Re: Problem with volatile function

От
Craig Ringer
Дата:
Artacus wrote:
> So my understanding of volatile functions is that volatile functions can
> return different results given the same input.
>
> I have a function random(int, int) that returns a random value between
> $1 and $2. I want to use it in a query to generate values. But it only
> evaluates once per query and not once per row like I need it to.
>
> -- This always returns the same value
> SELECT ts.sis_id, bldg_id, f_name.name, l_name.name
> FROM tmp_students ts
> JOIN names AS f_name ON
>   ts.gender = f_name.gender
> WHERE f_name.counter = random(1,300)

Personally I'd expect that to only evaluate once. It's saying "where
f_name.counter in this row is equal to some single random value
generated at the start of the query". The parameters of the random()
function do not depend on the input, so Pg evaluates it once rather than
with each row. That's not to do with volatility; rather, it's the
semantics of your query.

It's like the difference between correlated and uncorrelated subqueries.
A subquery that doesn't reference outside context is only evaluated
once, ie it's uncorrelated. Only if the subquery contains references to
values in rows in the outside query is it evaluated once for each row.

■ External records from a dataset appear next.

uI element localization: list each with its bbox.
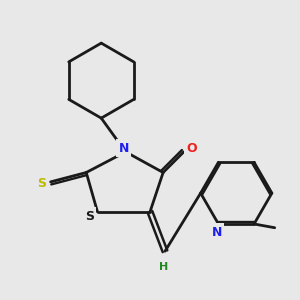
Text: S: S [37, 177, 46, 190]
Text: N: N [212, 226, 222, 239]
Text: N: N [118, 142, 129, 154]
Text: S: S [85, 210, 94, 223]
Text: O: O [187, 142, 197, 154]
Text: H: H [158, 262, 168, 272]
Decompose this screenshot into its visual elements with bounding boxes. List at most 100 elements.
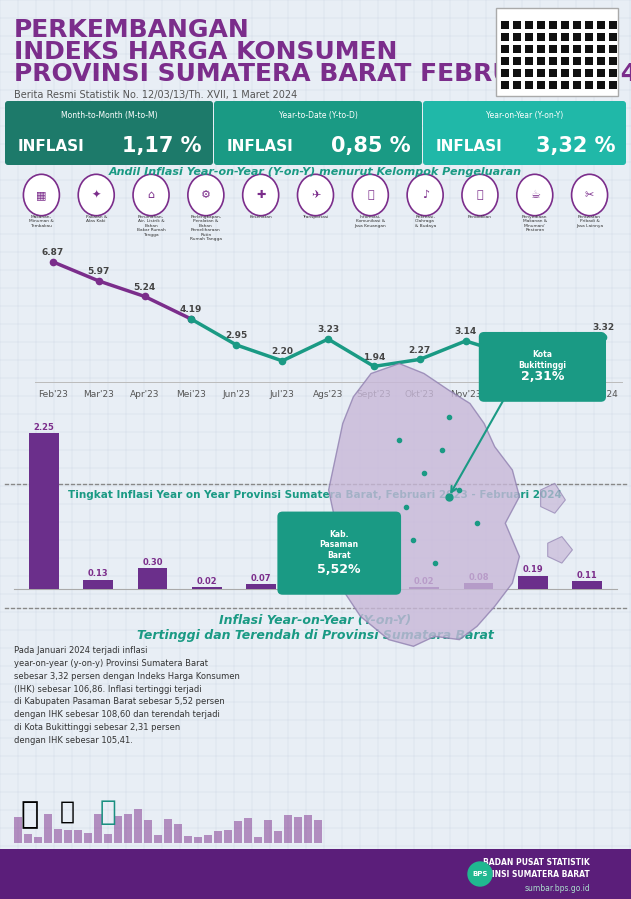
Text: Tertinggi dan Terendah di Provinsi Sumatera Barat: Tertinggi dan Terendah di Provinsi Sumat… — [136, 629, 493, 642]
Ellipse shape — [407, 174, 443, 216]
Text: 3.23: 3.23 — [317, 325, 339, 334]
Bar — [83, 580, 113, 589]
FancyBboxPatch shape — [525, 69, 533, 77]
FancyBboxPatch shape — [561, 81, 569, 89]
FancyBboxPatch shape — [537, 21, 545, 29]
Text: 0.19: 0.19 — [522, 565, 543, 574]
Text: 1,17 %: 1,17 % — [122, 136, 202, 156]
FancyBboxPatch shape — [585, 57, 593, 65]
FancyBboxPatch shape — [513, 33, 521, 41]
FancyBboxPatch shape — [304, 815, 312, 843]
FancyBboxPatch shape — [573, 69, 581, 77]
FancyBboxPatch shape — [597, 45, 605, 53]
Text: ✈: ✈ — [311, 190, 320, 200]
Ellipse shape — [243, 174, 279, 216]
FancyBboxPatch shape — [609, 81, 617, 89]
FancyBboxPatch shape — [597, 33, 605, 41]
FancyBboxPatch shape — [561, 69, 569, 77]
Text: Penyediaan
Makanan &
Minuman/
Restoran: Penyediaan Makanan & Minuman/ Restoran — [522, 215, 548, 232]
Ellipse shape — [133, 174, 169, 216]
Text: 0.30: 0.30 — [142, 557, 163, 566]
FancyBboxPatch shape — [44, 814, 52, 843]
Polygon shape — [329, 363, 519, 646]
Bar — [29, 433, 59, 589]
Ellipse shape — [188, 174, 224, 216]
FancyBboxPatch shape — [585, 21, 593, 29]
FancyBboxPatch shape — [274, 831, 282, 843]
FancyBboxPatch shape — [525, 21, 533, 29]
FancyBboxPatch shape — [609, 45, 617, 53]
FancyBboxPatch shape — [501, 33, 509, 41]
Text: BPS: BPS — [473, 871, 488, 877]
FancyBboxPatch shape — [609, 57, 617, 65]
Text: Andil Inflasi Year-on-Year (Y-on-Y) menurut Kelompok Pengeluaran: Andil Inflasi Year-on-Year (Y-on-Y) menu… — [109, 167, 521, 177]
FancyBboxPatch shape — [585, 33, 593, 41]
Text: 3.32: 3.32 — [592, 324, 614, 333]
Bar — [410, 587, 439, 589]
Ellipse shape — [297, 174, 334, 216]
Ellipse shape — [517, 174, 553, 216]
FancyBboxPatch shape — [537, 81, 545, 89]
Text: 0.00: 0.00 — [360, 578, 380, 587]
Bar — [192, 587, 221, 589]
Text: 2,31%: 2,31% — [521, 370, 564, 383]
FancyBboxPatch shape — [549, 21, 557, 29]
Text: Pada Januari 2024 terjadi inflasi
year-on-year (y-on-y) Provinsi Sumatera Barat
: Pada Januari 2024 terjadi inflasi year-o… — [14, 646, 240, 745]
FancyBboxPatch shape — [597, 57, 605, 65]
FancyBboxPatch shape — [513, 21, 521, 29]
FancyBboxPatch shape — [234, 821, 242, 843]
Text: 6.87: 6.87 — [42, 248, 64, 257]
Text: ▦: ▦ — [36, 190, 47, 200]
Text: 0.15: 0.15 — [305, 568, 326, 577]
Polygon shape — [541, 484, 565, 513]
FancyBboxPatch shape — [134, 809, 142, 843]
FancyBboxPatch shape — [54, 829, 62, 843]
FancyBboxPatch shape — [24, 834, 32, 843]
FancyBboxPatch shape — [609, 21, 617, 29]
Bar — [518, 575, 548, 589]
FancyBboxPatch shape — [496, 8, 618, 96]
Text: ⚙: ⚙ — [201, 190, 211, 200]
FancyBboxPatch shape — [0, 849, 631, 899]
Text: 0.02: 0.02 — [414, 577, 435, 586]
FancyBboxPatch shape — [609, 33, 617, 41]
FancyBboxPatch shape — [264, 820, 272, 843]
Text: PROVINSI SUMATERA BARAT FEBRUARI 2024: PROVINSI SUMATERA BARAT FEBRUARI 2024 — [14, 62, 631, 86]
FancyBboxPatch shape — [124, 814, 132, 843]
FancyBboxPatch shape — [561, 57, 569, 65]
FancyBboxPatch shape — [537, 57, 545, 65]
FancyBboxPatch shape — [501, 57, 509, 65]
Text: Kesehatan: Kesehatan — [249, 215, 272, 219]
FancyBboxPatch shape — [501, 21, 509, 29]
Text: Rekreasi,
Olahraga
& Budaya: Rekreasi, Olahraga & Budaya — [415, 215, 436, 228]
Text: Inflasi Year-on-Year (Y-on-Y): Inflasi Year-on-Year (Y-on-Y) — [219, 614, 411, 627]
FancyBboxPatch shape — [585, 45, 593, 53]
Bar — [300, 578, 331, 589]
Ellipse shape — [462, 174, 498, 216]
Ellipse shape — [23, 174, 59, 216]
Text: Perumahan,
Air, Listrik &
Bahan
Bakar Rumah
Tangga: Perumahan, Air, Listrik & Bahan Bakar Ru… — [137, 215, 165, 236]
FancyBboxPatch shape — [573, 57, 581, 65]
Text: 0,85 %: 0,85 % — [331, 136, 411, 156]
FancyBboxPatch shape — [423, 101, 626, 165]
Text: 3,32 %: 3,32 % — [536, 136, 615, 156]
Text: ✦: ✦ — [91, 190, 101, 200]
FancyBboxPatch shape — [501, 69, 509, 77]
Text: 0.13: 0.13 — [88, 569, 109, 578]
FancyBboxPatch shape — [549, 57, 557, 65]
Bar — [138, 568, 167, 589]
Text: 2.57: 2.57 — [546, 340, 569, 349]
FancyBboxPatch shape — [549, 45, 557, 53]
Text: Month-to-Month (M-to-M): Month-to-Month (M-to-M) — [61, 111, 157, 120]
FancyBboxPatch shape — [513, 69, 521, 77]
Text: 📶: 📶 — [367, 190, 374, 200]
FancyBboxPatch shape — [513, 57, 521, 65]
FancyBboxPatch shape — [597, 21, 605, 29]
Text: sumbar.bps.go.id: sumbar.bps.go.id — [524, 884, 590, 893]
Text: 1.94: 1.94 — [363, 352, 385, 361]
Text: 5.24: 5.24 — [134, 283, 156, 292]
FancyBboxPatch shape — [164, 819, 172, 843]
Text: 2.27: 2.27 — [409, 346, 431, 355]
FancyBboxPatch shape — [224, 830, 232, 843]
Text: ⌂: ⌂ — [148, 190, 155, 200]
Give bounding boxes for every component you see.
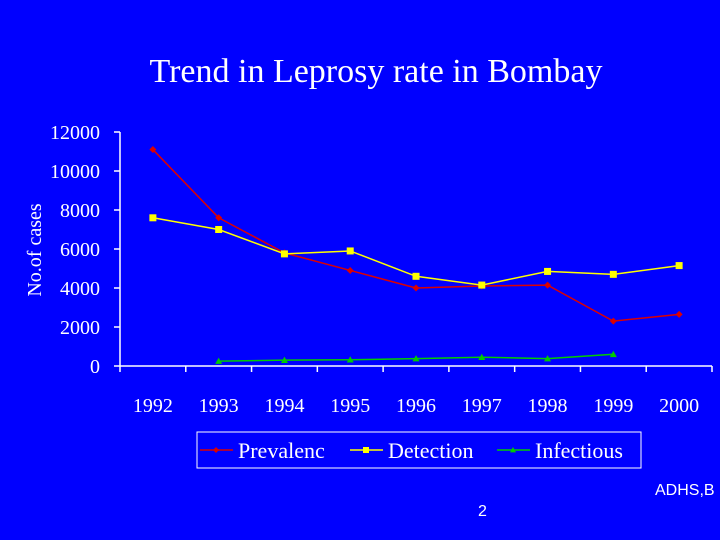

If Pg re-evaluated your random() function for every record, how would
you then write "fetch all records that have f_name.counter equal to the
same randomly selected value" ?

You can force Pg to re-evaluate random() by adding a dummy parameter
that depends on the input record, or (probably better) by writing a
variant of it that tests the input against a randomly generated value
and returns a boolean. Eg:

SELECT ts.sis_id, bldg_id, f_name.name, l_name.name
FROM tmp_students ts
JOIN names AS f_name ON
  ts.gender = f_name.gender
WHERE random_equals(1,300,f_name.counter)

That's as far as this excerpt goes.